The United States will be able to station troops and ships at military bases in Papua New Guinea (PNG) under a new security deal that could be pivotal in a clash with China over Taiwan. The new defence cooperation agreement adds Papua New Guinea, which spans close to 180,000 square miles across the South Pacific, to a growing arc of regional alliances to counter China’s expanding military ambitions.
US beats China to build new military bases in Papua New Guinea
Agreement of 15-year pact could grant American forces vital staging grounds in the event of a conflict in the Taiwan Strait
By Nicola Smith, ASIA CORRESPONDENT, 15 June 2023 1:44pm
The United States will be able to station troops and ships at military bases in Papua New Guinea (PNG) under a new security deal that could be pivotal in a clash with China over Taiwan.
The new defence cooperation agreement adds Papua New Guinea, which spans close to 180,000 square miles across the South Pacific, to a growing arc of regional alliances to counter China’s expanding military ambitions.
The 15-year pact was secured by Antony Blinken, the US secretary of state, on a rare visit to Port Moresby that signalled the strategic importance of the Pacific nation, which is located just north of Australia and was the site of fierce battles during the Second World War.
The deal was signed last month but details of its scope only emerged this week, revealing that US troops have been given “unimpeded access” to key local defence facilities, that include the Lombrum Naval Base on Manus Island, as well as airports in Port Moresby, Lae and Momote.
Washington would be allowed to use the sites to “pre-position equipment, supplies and material”, and have “exclusive use” of some zones, where development and “construction activities” could be carried out, according to one document.
The deal also includes surveillance, reconnaissance activities, bunkering of vessels and the deploying of forces, reported Australia’s ABC.
It could grant US forces vital staging grounds in the event of a conflict in the Taiwan Strait or elsewhere in the contested South China Sea.
Lombrum is a coveted deep-water port that has historically been used as a garrison for British, German, Japanese, Australian and US troops, and where China has also sought to establish a presence in recent years.
Beijing’s own security pact with the neighbouring Solomon Islands, inked in 2022, set off alarm bells that it could pave the way for Chinese troops and naval warships being posted less than 1,200 miles from the Australian coast.
During the Second World War both the Solomons and PNG were central to allied efforts to recapture the Philippines from Japan.
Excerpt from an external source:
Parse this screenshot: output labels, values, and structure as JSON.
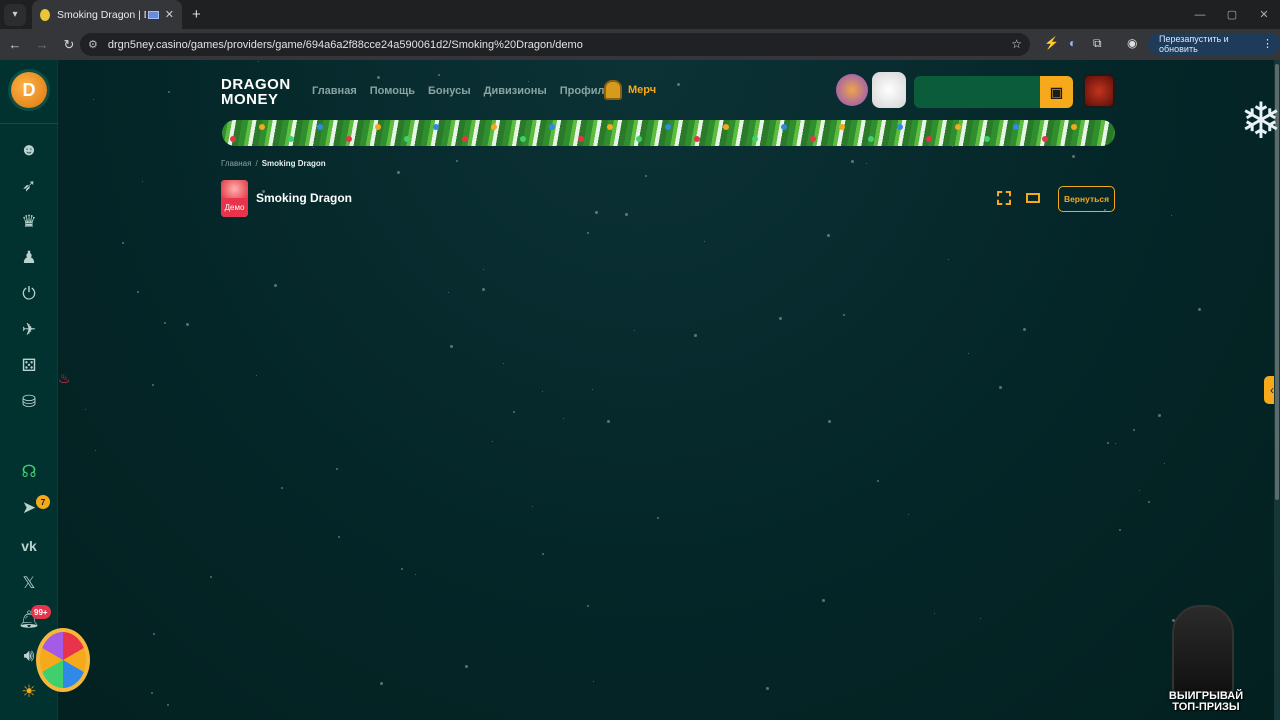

The two nations are now being drawn increasingly into the growing rivalry between China and the US as they jostle for influence in the Indo-Pacific region.
Former Chinese premier Li Keqiang and Solomon Islands prime minister Manasseh Sogavare
Former Chinese premier Li Keqiang and Solomon Islands prime minister Manasseh Sogavare. Beijing signed a security pact with the Solomon Islands in 2022 CREDIT: Thomas Peter/Pool Reuters
Several Asian nations are also ramping up defence cooperation with Washington as regional capitals become more nervous about China’s military build-up and the potential for conflict.
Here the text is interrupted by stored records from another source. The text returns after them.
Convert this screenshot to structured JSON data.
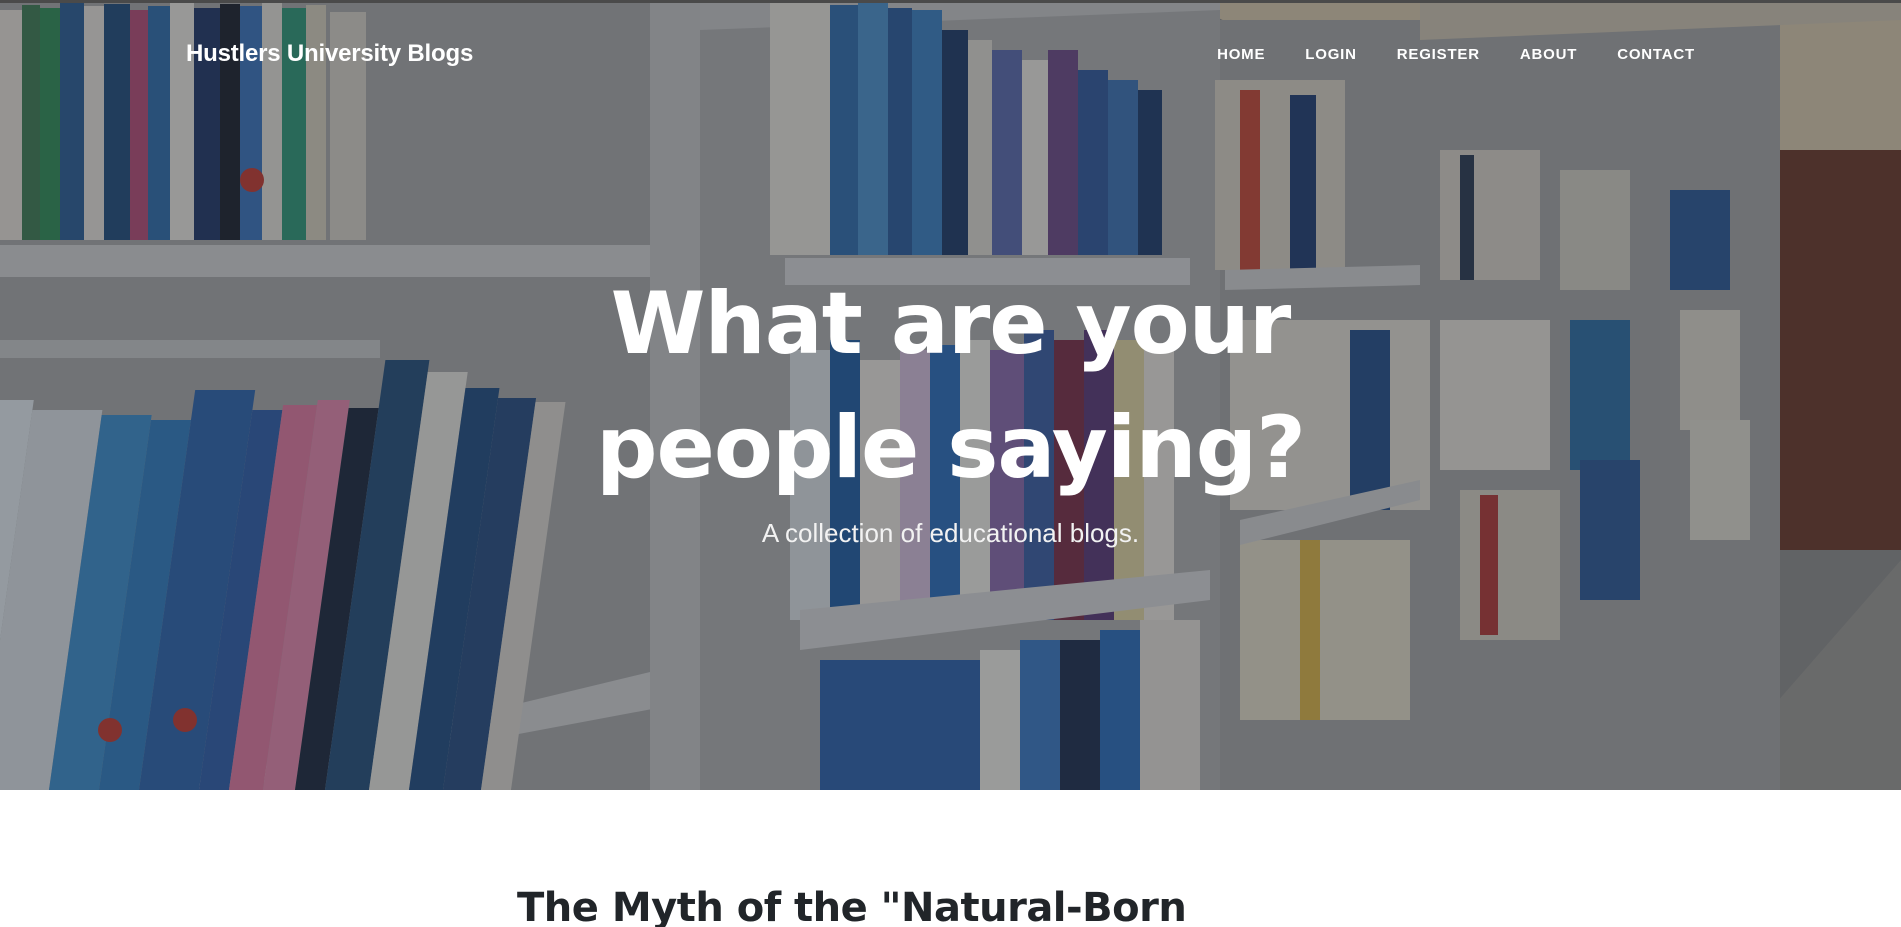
{
  "brand": "Hustlers University Blogs",
  "nav": {
    "home": "HOME",
    "login": "LOGIN",
    "register": "REGISTER",
    "about": "ABOUT",
    "contact": "CONTACT"
  },
  "hero": {
    "title": "What are your people saying?",
    "subtitle": "A collection of educational blogs."
  },
  "posts": [
    {
      "title": "The Myth of the \"Natural-Born"
    }
  ],
  "colors": {
    "overlay": "#23262a",
    "text_light": "#ffffff",
    "post_title": "#212529"
  }
}
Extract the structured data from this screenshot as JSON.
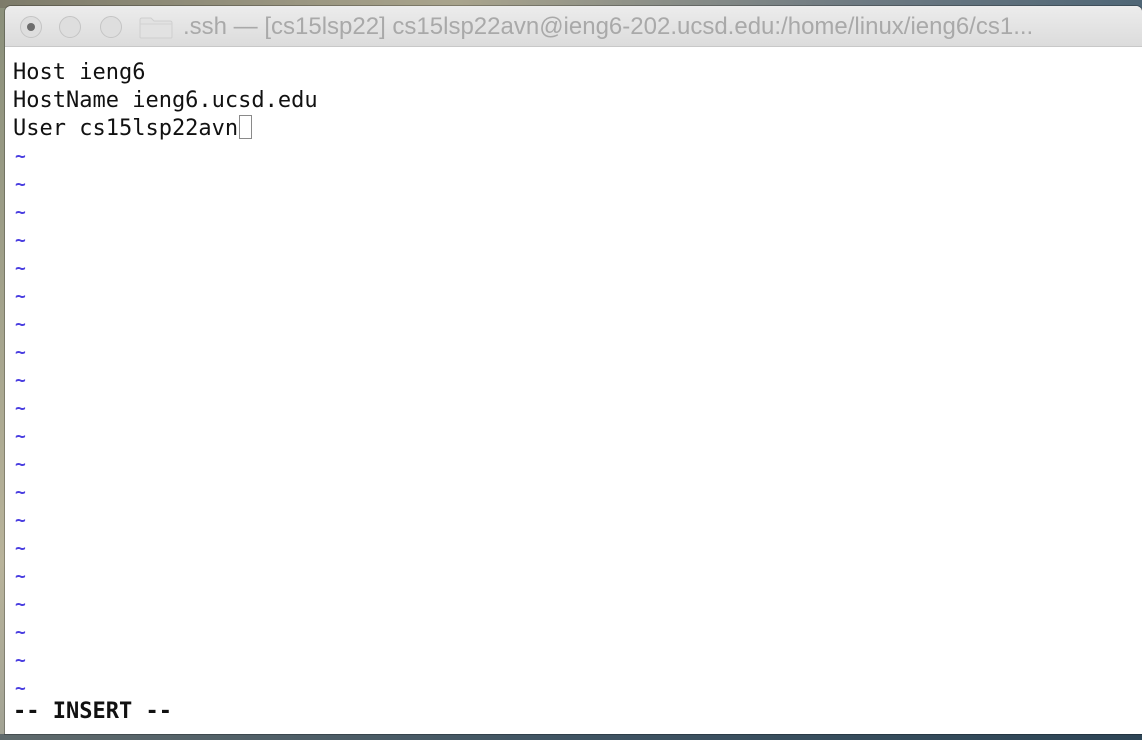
{
  "window": {
    "title": ".ssh — [cs15lsp22]  cs15lsp22avn@ieng6-202.ucsd.edu:/home/linux/ieng6/cs1..."
  },
  "titlebar": {
    "close_icon": "close-icon",
    "minimize_icon": "minimize-icon",
    "zoom_icon": "zoom-icon",
    "folder_icon": "folder-icon"
  },
  "editor": {
    "lines": [
      "Host ieng6",
      "HostName ieng6.ucsd.edu",
      "User cs15lsp22avn"
    ],
    "empty_line_marker": "~",
    "empty_line_count": 20,
    "mode_text": "-- INSERT --"
  },
  "colors": {
    "tilde": "#4a3ee0",
    "text": "#111111",
    "title_text": "#a9a9a9"
  }
}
In February, the Philippines gave a green light to expanded access for US forces in bases in the north and west of the country, facing possible flashpoints over Taiwan and contested features of the South China Sea.
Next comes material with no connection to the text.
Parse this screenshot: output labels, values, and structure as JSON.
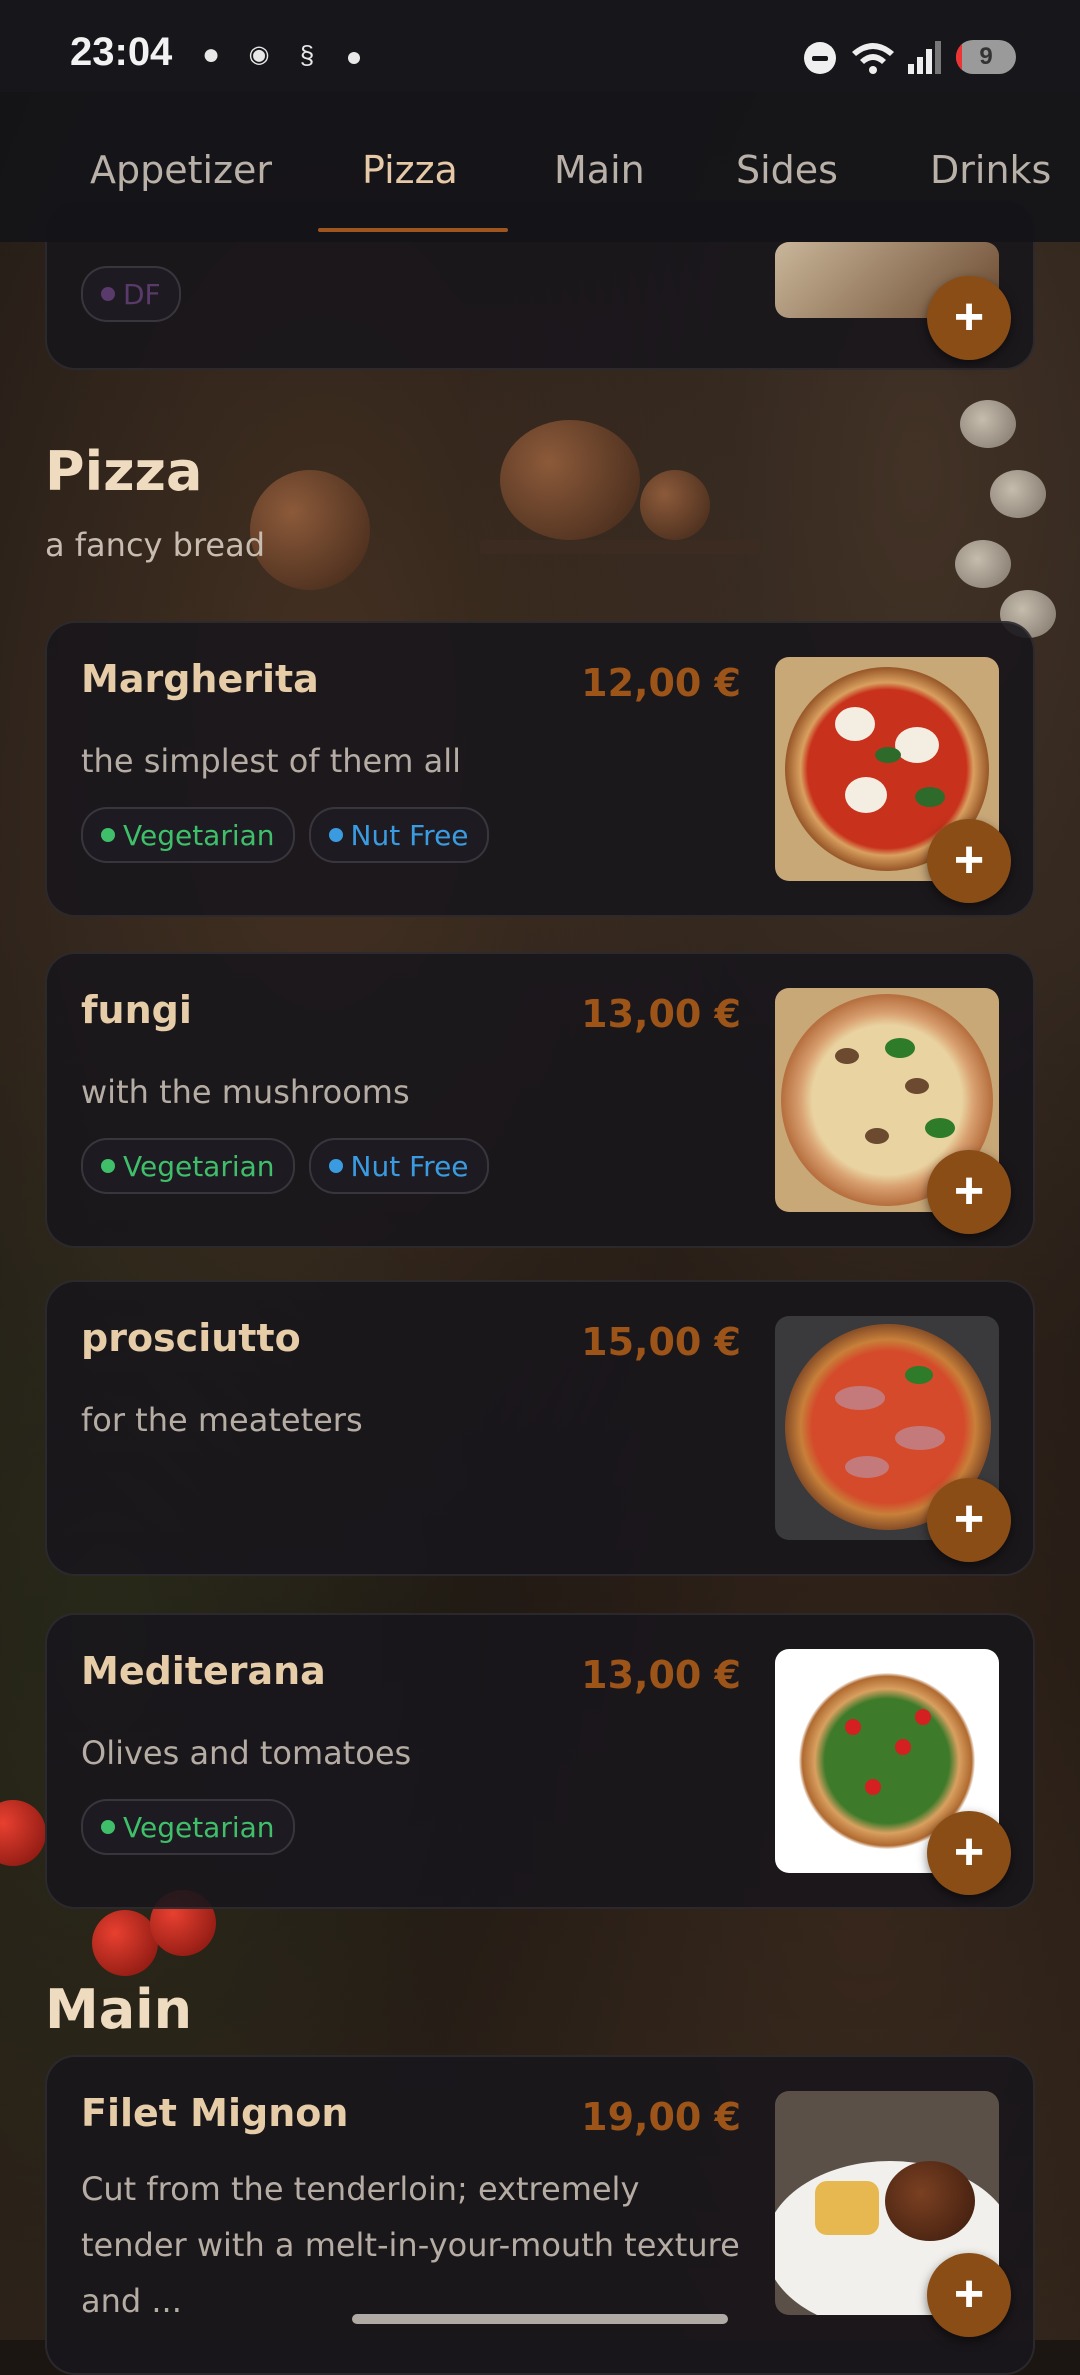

The US has also started talks with Japan about having its ally host a new multifunction army unit, handling long-range strikes, air defence, intelligence, cyberwarfare, electronic warfare and logistics support, Nikkei Asia reported on Thursday.
Washington has long stressed the indispensable role of the Indo-Pacific and its trillion-dollar trade routes to global security.
At the time of the signing of the PNG security pact, Mr Blinken said: “We’re deeply invested in the Indo-Pacific because our planet’s future is being written here.”
James Marape, the PNG prime minister, said the deal was mutually beneficial and “secures our national interests” in “becoming a robust economy in this part of the world”.
But he faces mounting domestic criticism that it could put the resource-rich country at greater risk of being drawn into a war.
Peter O’Neill, the former prime minister, said the agreement painted a target on Papua New Guinea’s back.
“America is doing it for the protection of their own national interest, we all understand the geopolitics happening within our region,” he said.